Tuesday, April 15, 2008

Tomates y cicatrices




Cuando el cuchillo roza la tersa piel del tomate y no consigue ni siquiera rasgarla, me veo obligada a cambiar de táctica y amenazar al vegetal con algo más afilado. La nueva hoja penetra suavemente en la piel, la rasga, y su color me devuelve, durante el segundo más corto, aquellos destellos rojizos que para mi significan alegría y me abstraen de la realidad y aunque solo sea durante un segundo, me devuelven a los labios una sonrisa tímida cargada de tristeza.
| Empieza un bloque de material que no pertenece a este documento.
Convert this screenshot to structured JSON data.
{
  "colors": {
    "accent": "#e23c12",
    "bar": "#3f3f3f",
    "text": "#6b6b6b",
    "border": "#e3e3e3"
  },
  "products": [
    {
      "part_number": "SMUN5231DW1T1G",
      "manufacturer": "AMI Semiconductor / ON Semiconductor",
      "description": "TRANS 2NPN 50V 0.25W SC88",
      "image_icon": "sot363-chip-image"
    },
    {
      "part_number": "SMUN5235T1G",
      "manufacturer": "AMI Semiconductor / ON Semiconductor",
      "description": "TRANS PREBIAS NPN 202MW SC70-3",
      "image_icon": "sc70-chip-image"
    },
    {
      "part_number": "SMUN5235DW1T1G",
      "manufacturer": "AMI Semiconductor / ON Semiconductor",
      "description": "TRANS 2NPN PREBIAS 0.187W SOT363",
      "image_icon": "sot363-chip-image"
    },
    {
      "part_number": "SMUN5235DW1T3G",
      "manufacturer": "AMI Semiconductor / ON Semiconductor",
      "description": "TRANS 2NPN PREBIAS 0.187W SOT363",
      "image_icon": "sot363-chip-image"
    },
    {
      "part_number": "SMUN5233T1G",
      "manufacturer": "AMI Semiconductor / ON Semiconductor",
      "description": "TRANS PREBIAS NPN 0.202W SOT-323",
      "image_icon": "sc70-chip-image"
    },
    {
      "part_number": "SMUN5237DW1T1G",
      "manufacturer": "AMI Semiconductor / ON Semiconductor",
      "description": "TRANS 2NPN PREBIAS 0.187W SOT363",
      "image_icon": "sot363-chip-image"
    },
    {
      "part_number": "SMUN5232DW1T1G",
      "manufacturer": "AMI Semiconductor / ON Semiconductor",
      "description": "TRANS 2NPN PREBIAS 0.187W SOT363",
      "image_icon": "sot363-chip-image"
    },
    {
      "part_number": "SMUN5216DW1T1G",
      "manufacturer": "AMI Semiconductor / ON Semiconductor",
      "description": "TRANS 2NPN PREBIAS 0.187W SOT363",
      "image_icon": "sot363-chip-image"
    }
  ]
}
Recuerdo su primera visita, ¿Cómo olvidarla?
Llegaron los militares al pueblo una soleada tarde de agosto, las pequeñas casas blancas resplandecían bajo el cielo abrasador. Ni una mariposa se atrevía a romper la extraña quietud que se respiraba aquél día.
Eran tres, no recuerdo si llegaron antes los gritos o el miedo. La memoria manifiesta sus caprichos enturbiando mis recuerdos pero hay imágenes que no se borrarán jamás. Cuando ellos entraron en el pueblo sentimos que con ellos entraba la muerte. Llevaban cientos de pecados a sus espaldas, sangre y vidas arrancadas pero a juzgar por su altivez no parecía pesarles demasiado. Unas cuantas mujeres gritaban mientras corrían a refugiarse a sus casas. Yo me quedé inmóvil, presa de una mezcla de terror y curiosidad que me impedía reaccionar. Entonces llegó hasta mí, y me miró a los ojos. Sus ojos encerraban el otoño, un camino infinito, el más largo que pueda imaginarse. Me tendió la mano y me levantó. Me invadió una paz extrema rota por los gritos de mi madre que temía lo peor. En seguida se presentaron y la gente empezó a salir tímidamente de sus casas, como si una tormenta de tres días hubiera acabado al fin. Venían a protegernos, no querían hacernos daño, pero nadie parecía creerles. Los días que pasaron en el pueblo fueron extraordinarios, recuerdo cuando regresaba del campo y le enseñaba mis libros. Al principio los hojeaba con indiferencia pero advertí un interés creciente. A veces, y estando conmigo, se ausentaba. Parecía viajar con la mente a otro sitio, hablar con otras personas, parecía que esperaba y respiraba con pesadez un aire cargado de melancolía. Pasábamos largas horas en silencio, pues no era un hombre de muchas palabras, pero no hacía falta llenar aquellos vacíos. Una mañana vino temprano, sus ojos de otoño brillaban de forma distinta. Supe lo que iba a suceder, le tendí el libro que habíamos estado leyendo. Guardó los versos del Capitán y sin mediar palabra se marchó. Sus compañeros siguieron en el pueblo durante muchos años más, cuando yo me fui ellos aun seguían allí.
No puedo decir que sea tristeza lo que sentí, era más bien una pérdida. Más profundo que un sentimiento, inescrutable como la mente de un loco, inevitable como la muerte.


Cuando el tomate se abre por fin, y su jugo corre por mis manos, un golpe de aire me devuelve la fría realidad de la única vida que fui capaz de vivir.

Vuelve cuando haya cerrado la puerta, aunque fuese yo la que te obligó a caminar. Ven, porque donde esté yo siempre estarás, conmigo.